FBAR: Unchanged, Still Dangerous

Despite lobbying to consolidate or reform foreign account reporting, the OBBBA left FBAR and Form 8938 completely intact. You must still file FinCEN Form 114 if your aggregate foreign account balances exceeded $10,000 at any point during the year — and aggregate is the critical word. Two accounts holding $6,000 and $5,000 trigger the filing requirement even though neither account individually crosses $10,000.

Non-willful violations carry civil penalties up to $16,536 per violation (inflation-adjusted for 2026). The 2023 Supreme Court ruling in Bittner v. United States clarified that non-willful penalties are assessed per annual report — not per account — which was a significant win for expats with multiple accounts. But the threshold for "willful" remains dangerously subjective, and IRS enforcement is only increasing. Full context in the US expat banking and taxes guide.
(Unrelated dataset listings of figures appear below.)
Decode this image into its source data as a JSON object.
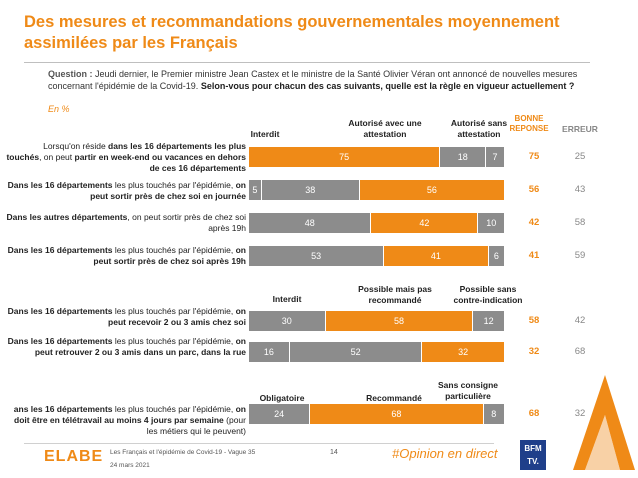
{
  "title": "Des mesures et recommandations gouvernementales moyennement assimilées par les Français",
  "question": {
    "label": "Question :",
    "context": " Jeudi dernier, le Premier ministre Jean Castex et le ministre de la Santé Olivier Véran ont annoncé de nouvelles mesures concernant l'épidémie de la Covid-19. ",
    "main": "Selon-vous pour chacun des cas suivants, quelle est la règle en vigueur actuellement ?"
  },
  "unit": "En %",
  "columns": {
    "correct": "BONNE REPONSE",
    "error": "ERREUR"
  },
  "colors": {
    "dark_gray": "#7f7f7f",
    "orange": "#ef8a17",
    "mid_gray": "#8c8c8c"
  },
  "chart_data": [
    {
      "type": "bar",
      "stacked": true,
      "orientation": "horizontal",
      "series_names": [
        "Interdit",
        "Autorisé avec une attestation",
        "Autorisé sans attestation"
      ],
      "rows": [
        {
          "label_parts": [
            {
              "t": "Lorsqu'on réside ",
              "b": false
            },
            {
              "t": "dans les 16 départements les plus touchés",
              "b": true
            },
            {
              "t": ", on peut ",
              "b": false
            },
            {
              "t": "partir en week-end ou vacances en dehors de ces 16 départements",
              "b": true
            }
          ],
          "values": [
            75,
            18,
            7
          ],
          "colors": [
            "#ef8a17",
            "#8c8c8c",
            "#8c8c8c"
          ],
          "correct": 75,
          "error": 25
        },
        {
          "label_parts": [
            {
              "t": "Dans les 16 départements",
              "b": true
            },
            {
              "t": " les plus touchés par l'épidémie, ",
              "b": false
            },
            {
              "t": "on peut sortir près de chez soi en journée",
              "b": true
            }
          ],
          "values": [
            5,
            38,
            56
          ],
          "colors": [
            "#8c8c8c",
            "#8c8c8c",
            "#ef8a17"
          ],
          "correct": 56,
          "error": 43
        },
        {
          "label_parts": [
            {
              "t": "Dans les autres départements",
              "b": true
            },
            {
              "t": ", on peut sortir près de chez soi après 19h",
              "b": false
            }
          ],
          "values": [
            48,
            42,
            10
          ],
          "colors": [
            "#8c8c8c",
            "#ef8a17",
            "#8c8c8c"
          ],
          "correct": 42,
          "error": 58
        },
        {
          "label_parts": [
            {
              "t": "Dans les 16 départements",
              "b": true
            },
            {
              "t": " les plus touchés par l'épidémie, ",
              "b": false
            },
            {
              "t": "on peut sortir près de chez soi après 19h",
              "b": true
            }
          ],
          "values": [
            53,
            41,
            6
          ],
          "colors": [
            "#8c8c8c",
            "#ef8a17",
            "#8c8c8c"
          ],
          "correct": 41,
          "error": 59
        }
      ]
    },
    {
      "type": "bar",
      "stacked": true,
      "orientation": "horizontal",
      "series_names": [
        "Interdit",
        "Possible mais pas recommandé",
        "Possible sans contre-indication"
      ],
      "rows": [
        {
          "label_parts": [
            {
              "t": "Dans les 16 départements",
              "b": true
            },
            {
              "t": " les plus touchés par l'épidémie, ",
              "b": false
            },
            {
              "t": "on peut recevoir 2 ou 3 amis chez soi",
              "b": true
            }
          ],
          "values": [
            30,
            58,
            12
          ],
          "colors": [
            "#8c8c8c",
            "#ef8a17",
            "#8c8c8c"
          ],
          "correct": 58,
          "error": 42
        },
        {
          "label_parts": [
            {
              "t": "Dans les 16 départements",
              "b": true
            },
            {
              "t": " les plus touchés par l'épidémie, ",
              "b": false
            },
            {
              "t": "on peut retrouver 2 ou 3 amis dans un parc, dans la rue",
              "b": true
            }
          ],
          "values": [
            16,
            52,
            32
          ],
          "colors": [
            "#8c8c8c",
            "#8c8c8c",
            "#ef8a17"
          ],
          "correct": 32,
          "error": 68
        }
      ]
    },
    {
      "type": "bar",
      "stacked": true,
      "orientation": "horizontal",
      "series_names": [
        "Obligatoire",
        "Recommandé",
        "Sans consigne particulière"
      ],
      "rows": [
        {
          "label_parts": [
            {
              "t": "ans les 16 départements",
              "b": true
            },
            {
              "t": " les plus touchés par l'épidémie, ",
              "b": false
            },
            {
              "t": "on doit être en télétravail au moins 4 jours par semaine",
              "b": true
            },
            {
              "t": " (pour les métiers qui le peuvent)",
              "b": false
            }
          ],
          "values": [
            24,
            68,
            8
          ],
          "colors": [
            "#8c8c8c",
            "#ef8a17",
            "#8c8c8c"
          ],
          "correct": 68,
          "error": 32
        }
      ]
    }
  ],
  "footer": {
    "logo": "ELABE",
    "source": "Les Français et l'épidémie de Covid-19 - Vague 35",
    "date": "24 mars 2021",
    "page": "14",
    "hashtag": "#Opinion en direct",
    "bfm_line1": "BFM",
    "bfm_line2": "TV."
  }
}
The automated international data-sharing under CARF and CRS means undisclosed foreign accounts are far less safe than they were five years ago. Read about the end of expat financial invisibility for what that actually means operationally.

Your 2026 Action Checklist

Concrete steps based on where you actually stand:

If you're already sending transfers via US bank account: Nothing changes. Your transfers are exempt from IRC 4475. Confirm your provider pulls from your bank account (not cash) and move on.

If you've been using cash-funded services: Open a US bank account (Charles Schwab or Mercury are the best fits for expats). Link it to Remitly or your preferred service. Your transfers immediately become exempt and will likely be cheaper overall due to better exchange rates than cash services offer.

If you don't have a US address: Get one before your bank freezes your account. Traveling Mailbox at $15/month is cheaper than losing access to your exempt transfer infrastructure — or losing access to your brokerage during a volatile market.

If you received a large foreign gift or inheritance in 2026: Check whether it exceeds $50,000. If so, Form 3520 is required with your 2026 return. The penalty is automatic and the IRS does not commonly grant first-time abatement for this one.

If you're not filing FBAR: The Streamlined Filing Compliance Procedures are still available for non-willful cases — but only if you come forward before the IRS initiates contact. Once they reach out, the program closes for you. The cost of compliance is far lower than the cost of being found non-compliant.

The Bottom Line

The 1% US remittance excise tax is real law with real consequences — for the roughly 50 million cash-funded outbound transfers processed annually in the US. For the overwhelming majority of US expats who wire money from bank accounts or use bank-linked transfer apps, the tax is a complete non-event. Zero exposure. $0 owed.

The irony is that the expats most likely to panic about this law are precisely the expats least likely to be affected by it. Meanwhile, the foreign gift threshold reduction to $50,000 and unchanged FBAR penalties are far more likely to catch financially literate expats off guard — because those traps hit people who actually have assets and receive money, not people sending $300 in cash to a relative abroad.

Know what you owe. Transfer from a bank account. Keep your US address active. And don't let tax hysteria push you into restructuring something that was never broken.


Financial Disclaimer: This article is for informational purposes only and does not constitute tax, legal, or financial advice. IRC Section 4475 and related regulations are new and subject to IRS guidance updates throughout 2026. Tax rules vary based on individual circumstances, residency status, and transfer methods. Consult a qualified international tax professional before making decisions based on this content. The author may receive compensation from affiliate partners linked in this article.